Las Vegas has once again played host to a gathering of tech professionals in the flesh, as the AWS re:Invent Conference comes to an end on Thursday 2 December.
Last year’s event took place virtually due to the Coronavirus pandemic, but this year Silicon has physically attended the conference, along with 27,000 attendees, despite growing worries over the Omicron variant.
Attendees are required to be vaccinated and wear masks, and the fact that the event took place at all, signals a welcome return to some form of normality, despite ongoing Coronavirus concerns.
Of course, the main reason for face-to-face events such as this is to facilitate contact and communication on a personal basis.
And in Silicon’s case, mask-to-mask interviews with leading spokespeople for the company and its partners, which under normal conditions would have been difficult to manage remotely.
Attendees meanwhile have carried out business and improved relationships with partners and customers, whilst keeping abreast of the latest technical developments.
Organisers of the event did not provide any data on the volume of business that AWS and its partners can close in a conference such as this.
However face-to-face meetings and relationship building is almost certainly the main reason the conference is now in its tenth edition, which also coincides with the 15th anniversary of Amazon Web Services.
The keynote of the conference was provided by Adam Selipsky himself.
As a reminder, Selipsky replaced former AWS CEO Andy Jassy, who took over as Amazon’s CEO when Jeff Bezos stepped down in July from the management role of the e-commerce and cloud giant.
During his keynote, Selipsky did a quick review of innovations since the founding of Amazon way back in the 1990s.
Want to know more about the history of Amazon? Read Silicon UK’s Tales in Tech History.
Amazon of course started life as a bookseller, and few people were betting on a new technology called “public cloud services”, Selipsky noted.
“What did both businesses have in common? Nothing,” admitted Selipsky.

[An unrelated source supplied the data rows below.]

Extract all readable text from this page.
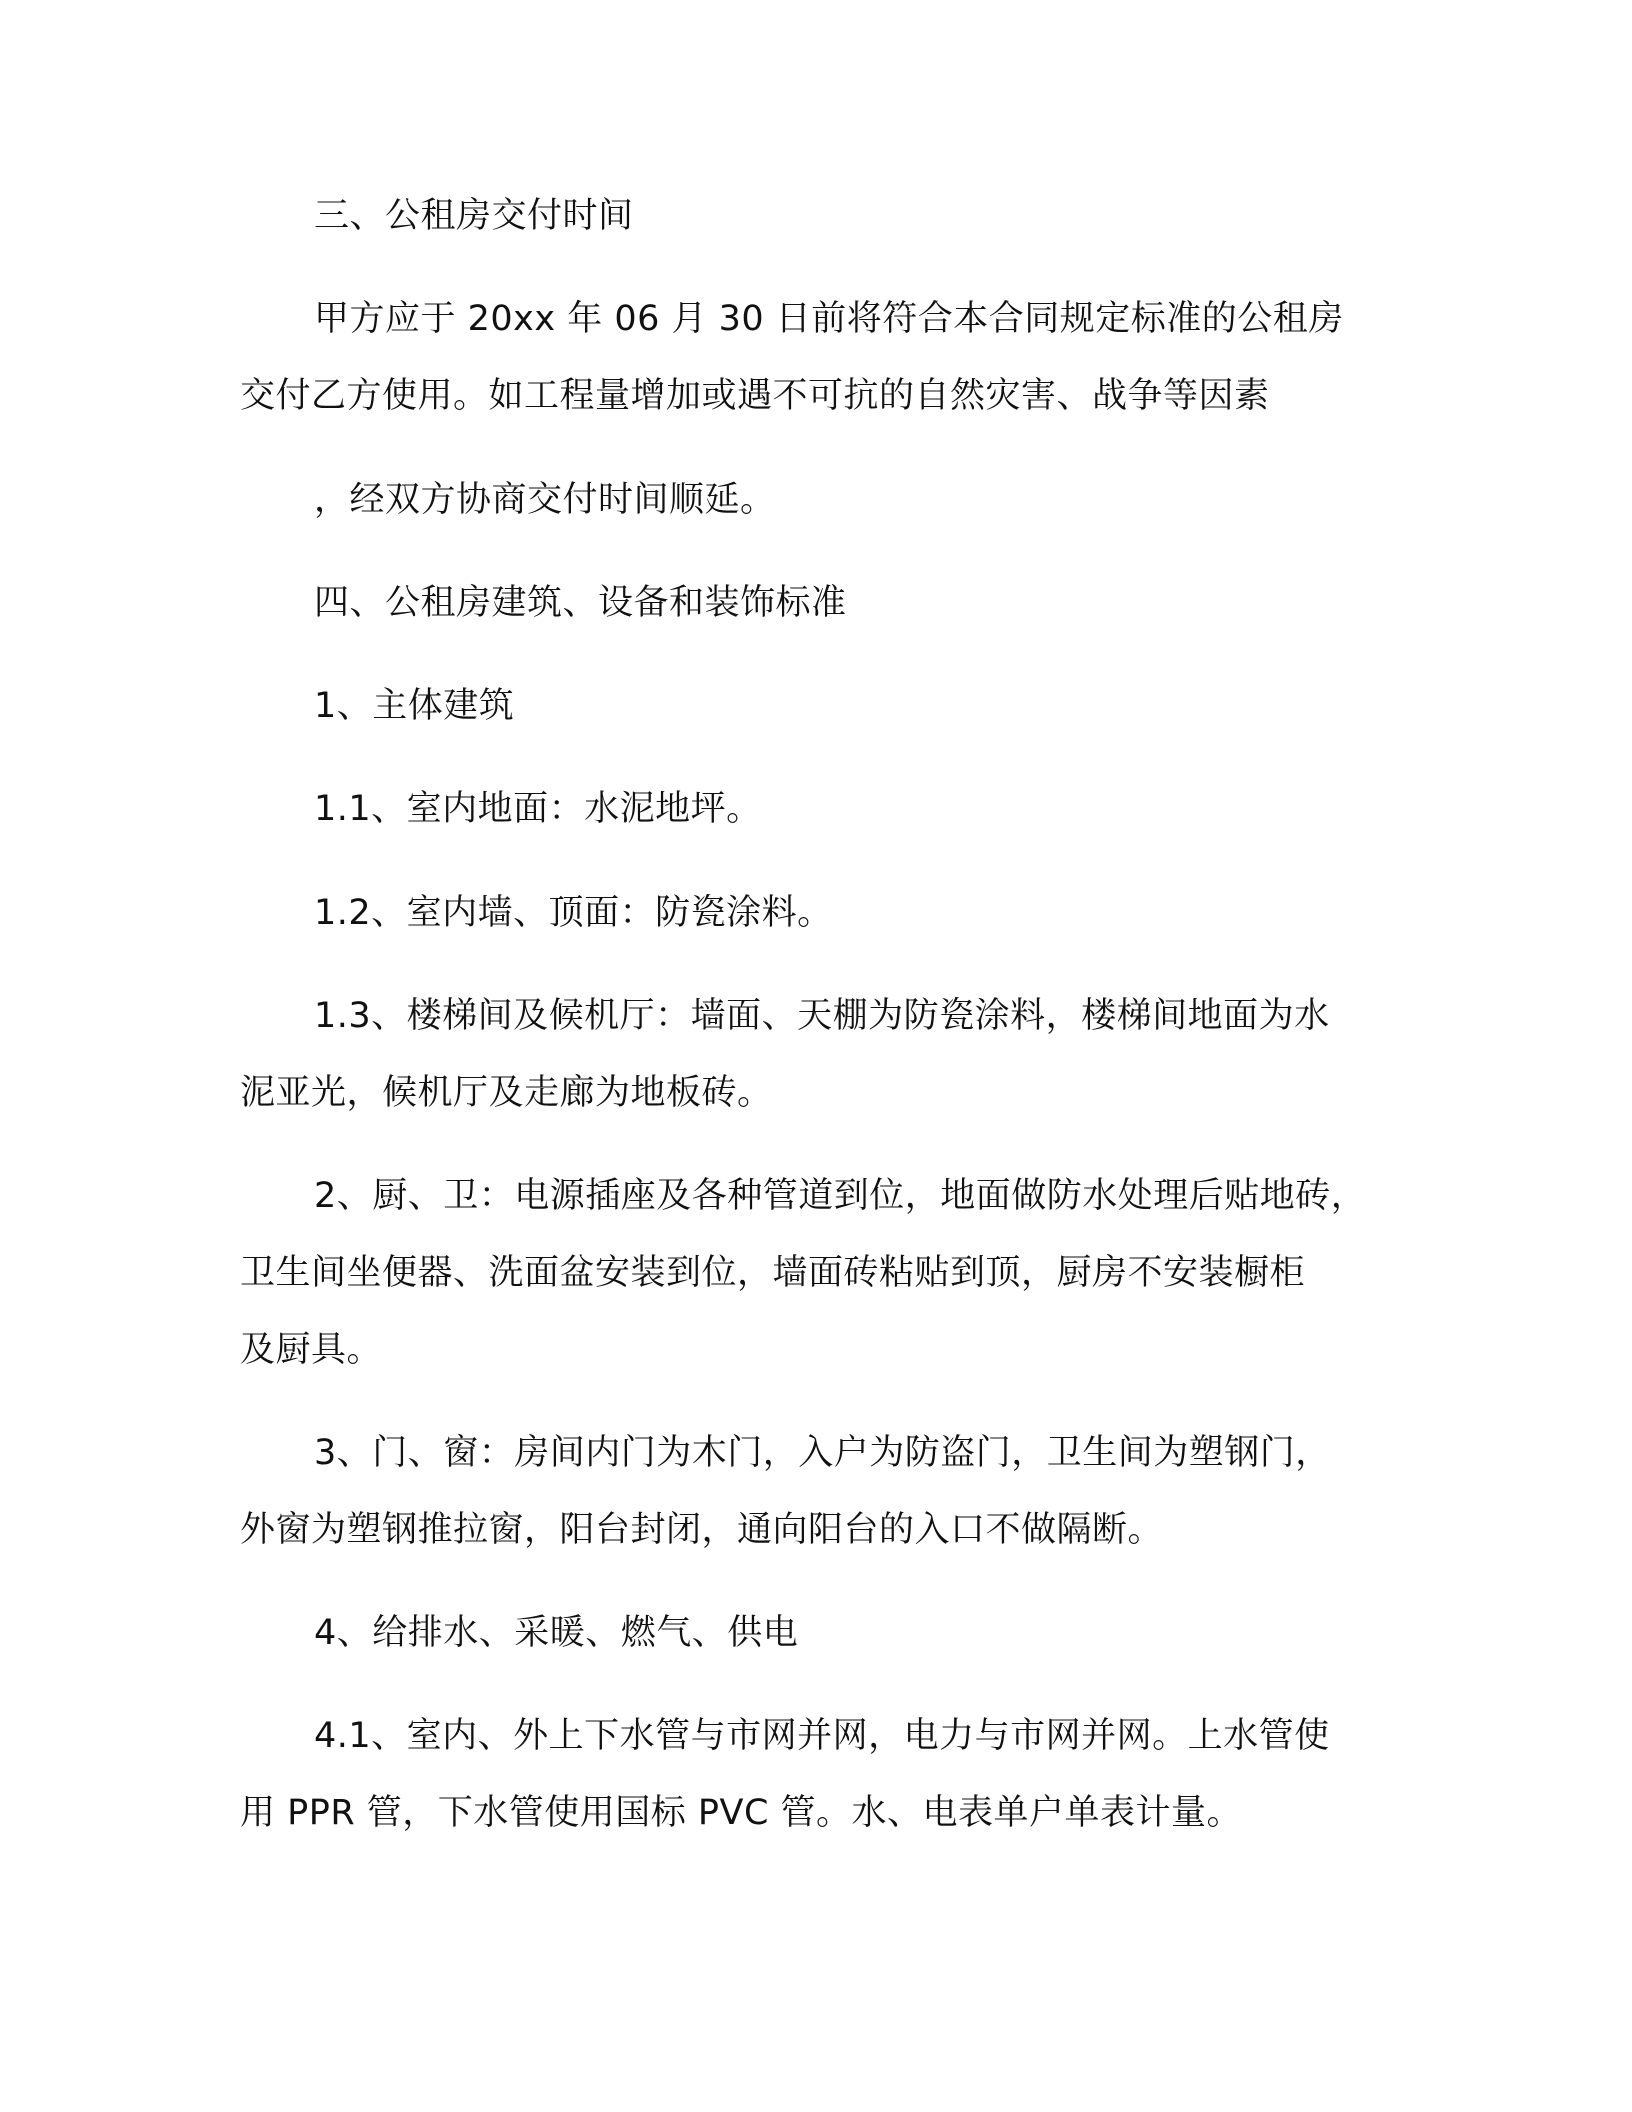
三、公租房交付时间
甲方应于 20xx 年 06 月 30 日前将符合本合同规定标准的公租房
交付乙方使用。如工程量增加或遇不可抗的自然灾害、战争等因素
，经双方协商交付时间顺延。
四、公租房建筑、设备和装饰标准
1、主体建筑
1.1、室内地面：水泥地坪。
1.2、室内墙、顶面：防瓷涂料。
1.3、楼梯间及候机厅：墙面、天棚为防瓷涂料，楼梯间地面为水
泥亚光，候机厅及走廊为地板砖。
2、厨、卫：电源插座及各种管道到位，地面做防水处理后贴地砖，
卫生间坐便器、洗面盆安装到位，墙面砖粘贴到顶，厨房不安装橱柜
及厨具。
3、门、窗：房间内门为木门，入户为防盗门，卫生间为塑钢门，
外窗为塑钢推拉窗，阳台封闭，通向阳台的入口不做隔断。
4、给排水、采暖、燃气、供电
4.1、室内、外上下水管与市网并网，电力与市网并网。上水管使
用 PPR 管，下水管使用国标 PVC 管。水、电表单户单表计量。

But time proved the reason for Amazon Web Services, he said, which has outperformed the parent company in profitability (not in billing). Perhaps this was one of the main reasons why Jassy was been chosen to replace Bezos earlier this year.
Selipsky said it has been 15 years of continuous innovation in a market that has revolutionised the technology industry as we knew it: 15 years in which AWS has not limited itself to the e-commerce Amazon platform, but from that base, has created a portfolio of cloud services.
These cloud services ranges from IT infrastructure (computing, storage, networks) to software (artificial intelligence, databases, business analytics …), in addition to the pay-per-use model.
Selipsky said that people just have to look at other IT manufacturers, who have been adopting Everything as a Service, to see the success of public cloud services.
Of course, traditional licenses for software, servers, networks and storage systems are still being sold, noted Selipsky, but the market is heading towards an XaaS (Everything as a Service) model that will soon leave the traditional model relegated to a residual option.
Selipsky said it is also true that not everything is reduced to adopting the public cloud, but that the hybrid and multicloud cloud is being imposed to respond to the needs of each company.
That said, the XaaS model has already become the predominant business model, regardless of the place where data is hosted and business applications run.
Selipsky also said that AWS has also transformed the relationship between manufacturers and partners – from wholesalers to distributors, through to integrators and IT consultants – a relationship on which their success or failure depends directly.
This is shown as AWS currently has a network of more than 100,000 partners.
The first day of the AWS re:Invent conference was dedicated to Amazon Web Services partners, with the following message: The supplier must support the transformation journey of its partners in increasingly complex projects.
The theory is that gone are the days when AWS services were used for projects in development.
The scalability, elasticity, reliability and performance offered by the more than 200 AWS services available means that more and more companies migrate (partially or totally) their applications and data to the public cloud.
This means that manufacturers who initially focused on the private cloud such as VMware, NetApp and Red Hat, already offer services and solutions on AWS, but many others have also decided to make the leap to the public cloud or have directly developed new native solutions.
While the AWS re:Invent conference brought together 27,000 in-person professionals in Las Vegas, it also achieved half a million online registrations.
AWS covered a number large-scale migration projects such as those carried out by clients such as Nasdaq, Goldman Sachs, Gilead, United Airlines or Adidas, among others.
It also highlighted that only a few years ago, no one would have bet on seeing financial, insurance or banking services run in the AWS public cloud, but today they are a now reality.
And, according to the statements Silicon has heard during the congress, these complex migrations have been a resounding success.
Projects such as these are the result of initiatives such as AWS Migration Acceleration Program (MAP), established in 2017, and which has already seen hundreds of migrations thanks to its partners, including large (and complex) developments based on SAP.
As part of this evolution, AWS is focusing on one of the platforms that has been one of the most stubborn technology platforms: namely the mainframe.
Silicon will cover this in detail in future articles of the conference, since it deserves special attention, but will also discuss the AWS Mainframe Modernisation program.
This is where AWS intends to attract those mission-critical processes that, for its nature (complexity, scheduling, availability, privacy) has been maintained on the traditional IBM platform.